Há coisas que ficam escondidas por décadas dentro da gente e afloram assim, espontaneamente. Senti-me dentro do livro Decameron, hoje, de Boccaccio, escrito no século XIV, tendo como pano de fundo a peste negra. Naquela altura não se sabia como a peste se disseminava, e então aconteceu como sempre: os pobres foram deixados para morrer, enquanto jovens da nobreza fugiam para um castelo sobre uma montanha muito alta. A partir da vida, pensamentos e sentimentos desses jovens, Boccaccio escreveu sua obra-prima.

Em maio de 1983 eu passei férias no Rio de Janeiro. Dentre mais alguns livros, levei Decameron para ler em Copacabana, e sentava-me na areia da praia, nas tardes, e lia aqueles textos oriundos de uma peste, sem nem me passar pela mente que um dia passaria por situação semelhante.

Então agora afloram aquelas cálidas e luminosas tardes de Copacabana dentro de mim, com toda a intensidade de vida, regadas à água de coco e cuba-libres e à coisa fascinante, para mim, de ver tanta gente estrangeira esticada na areia por ali. Colona de Santa Catarina, estar numa praia multinacional como aquela era uma surpresa inesperada e fascinante, e vezes sem conta eu me desviava da leitura para ficar observando as pessoas ou ouvindo suas línguas diferentes, eu que mal e mal ouvira falar o alemão e um pouco de espanhol da boca de alguns argentinos perdidos por Balneário Camboriú!

Recordo agora como descobrira a estrangeirice daquela gente: no primeiro dia no Rio, biquíni cor de rosa, saíra a caminhar desde Copacabana até Ipanema, tirando algumas fotos com a pobre Kodak que tinha então. Já em Ipanema, achei que era tempo de um banho de mar, e olhei em volta, tentando me orientar sobre o que fazer. Claro que levava embutida algo que a nossa educação nos enfia goela abaixo: gente assim morena, mulata, como havia pela praia, era para desconfiar um pouco, Jessé Souza que o diga!

Mas tinha uma moça e dois rapazes ali por perto, bem brancos, avermelhados de sol, a moça ruiva – gente do Sul, com certeza, mais digna de confiança, outra barbaridade que nos enfiaram goela abaixo.
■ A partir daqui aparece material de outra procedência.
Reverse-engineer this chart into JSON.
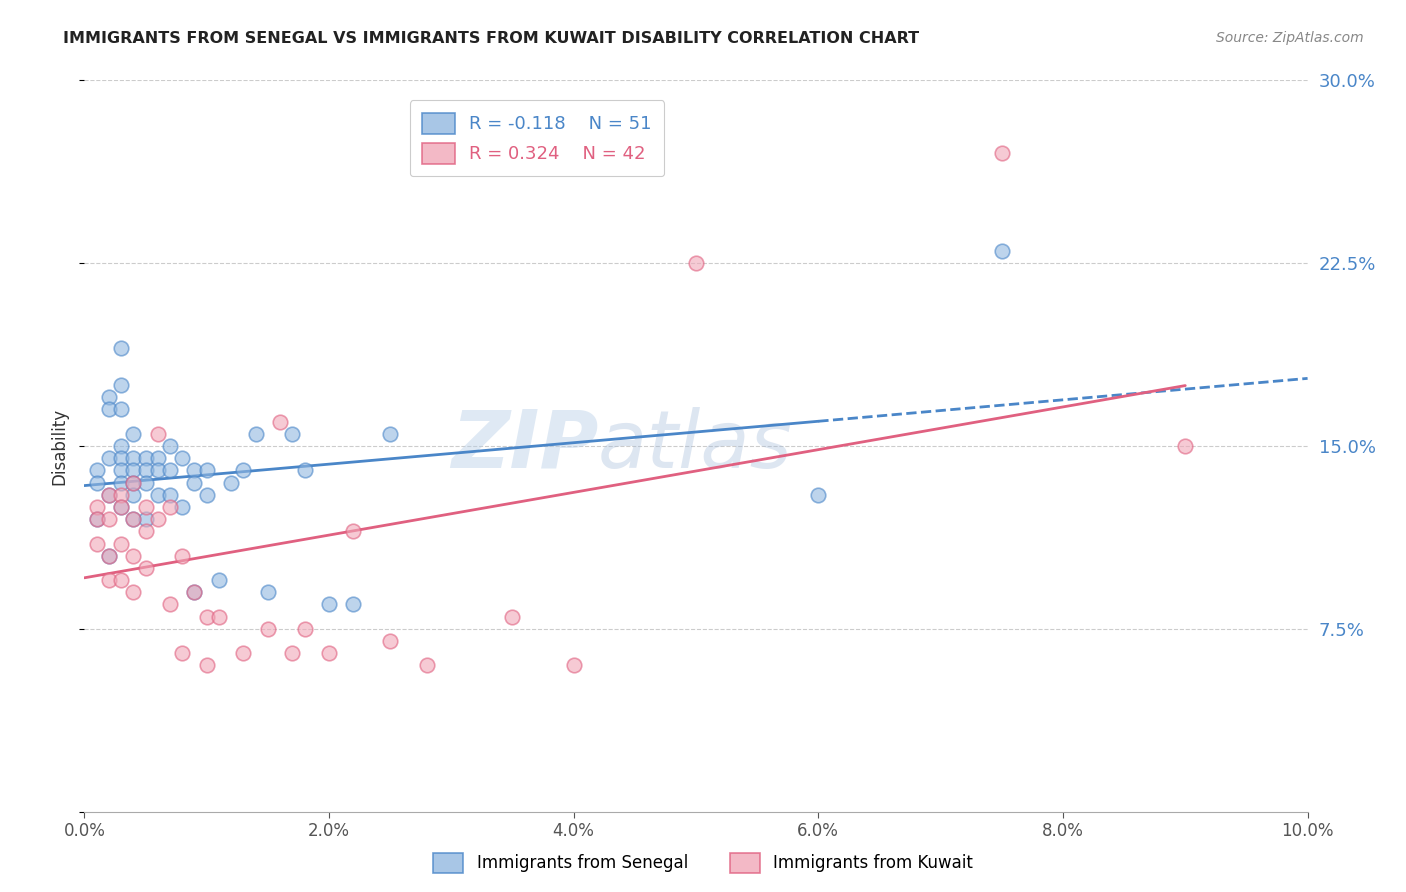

Aproximei-me e perguntei se poderia deixar minha bolsa com eles e, espantada, vi-os responder numa língua bem desconhecida! Entendemo-nos por sinais e fui ao banho, curiosíssima: que gente seria aquela? Voltei e fiquei perto deles, tentando decifrá-los, e acabei descobrindo que eram holandeses, nem lembro mais através de que forma. Holandeses! Nunca vira nenhum, nem conhecia alguém que já vira! Quis deixar alguma coisa em troca para eles, dizer-lhes que estavam na famosa praia da Garota de Ipanema e, solfejando a música, apontando para o chão e usando meu raquítico inglês de ginásio, contei-lhe tal coisa. Sorriram-me, atenciosos e agradecidos, conheciam a música, ficaram admirados por estarem ali!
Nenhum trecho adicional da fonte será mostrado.